Going back even further in time, they looked at 12-million-year-old fossils from a relative of the rhinoceros, as well as from a cold-blooded member of the alligator family tree. “We found we could measure the expected body temperature of the rhino-like mammal, and could see a temperature difference between that and the alligator relative, of about 6 degrees centigrade,” Eagle says.
There are, however, limitations to this sort of temperature sleuthing. For one, the information that the technique provides is only a snapshot of a particular time and place, Eiler says, and not a lifelong record. “When we look at tooth enamel, for instance, what we get is a record of the head temperature of the animal when the tooth grew,” he notes. “If you want to know what his big-toe temperature was two years later, too bad.”
And, of course, the technique relies on the quality of the fossils available for testing. While teeth tend to withstand the rigors of burial and time, eggshells are “fragile and prone to recrystallization during burial,” says Eiler. Finding good specimens can be difficult.
But the rewards are worth the effort. “The main reason to do this sort of work is because gigantic land animals are intrinsically fascinating,” Eiler says. “We want to look at where warm-bloodedness emerged, and where it didn’t emerge. And this technique will help us to reconstruct food webs. In the distant past, dinosaurs and other large animals were the crown of the food web; we’ll be able to figure out how they went about their business.”
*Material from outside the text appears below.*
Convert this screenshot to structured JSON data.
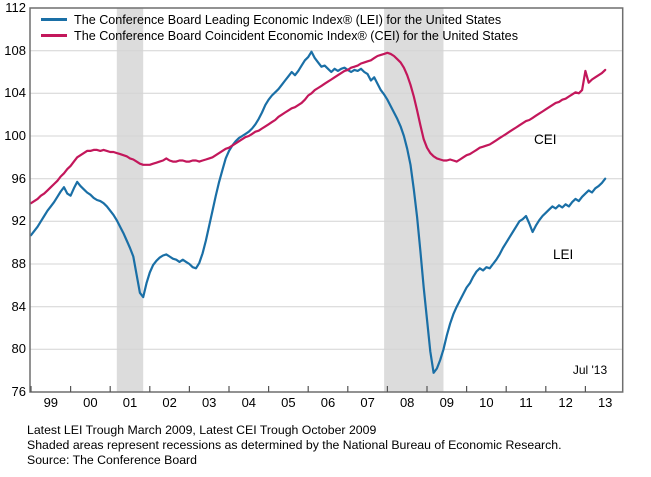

Now that they’ve pinned down an accurate paleothermometer, the research team has gone further back in time, and has begun looking at the body temperatures of vertebrates about whom less is known. “Before mammals and birds,” says Eagle, “we have no good idea what physiology these ancient creatures had.”
First up? Dinosaurs, of course. “We’re looking at eggshells and teeth to see whether the most conspicuous dinosaur species were warm- or cold-blooded,” says Eiler.
In addition, he says, the researchers would like to apply their approach to better understand some key evolutionary transitions.
“Take birds, for instance,” Eiler says. “Were they warm-blooded before or after they started to fly? Before or after they developed feathers? We want to take small birds and track their body temperature through time to see what we can learn.”
Finally, they hope to get a peek at the paleoclimate, through the body-temperature data derived from ancient cold-blooded animals. “With this method, we can track changes in body temperature as a proxy for changes in air or water temperature.”
More information: “Body temperatures of modern and extinct vertebrates from 13C-18O bond abundances in bioapatite,” PNAS.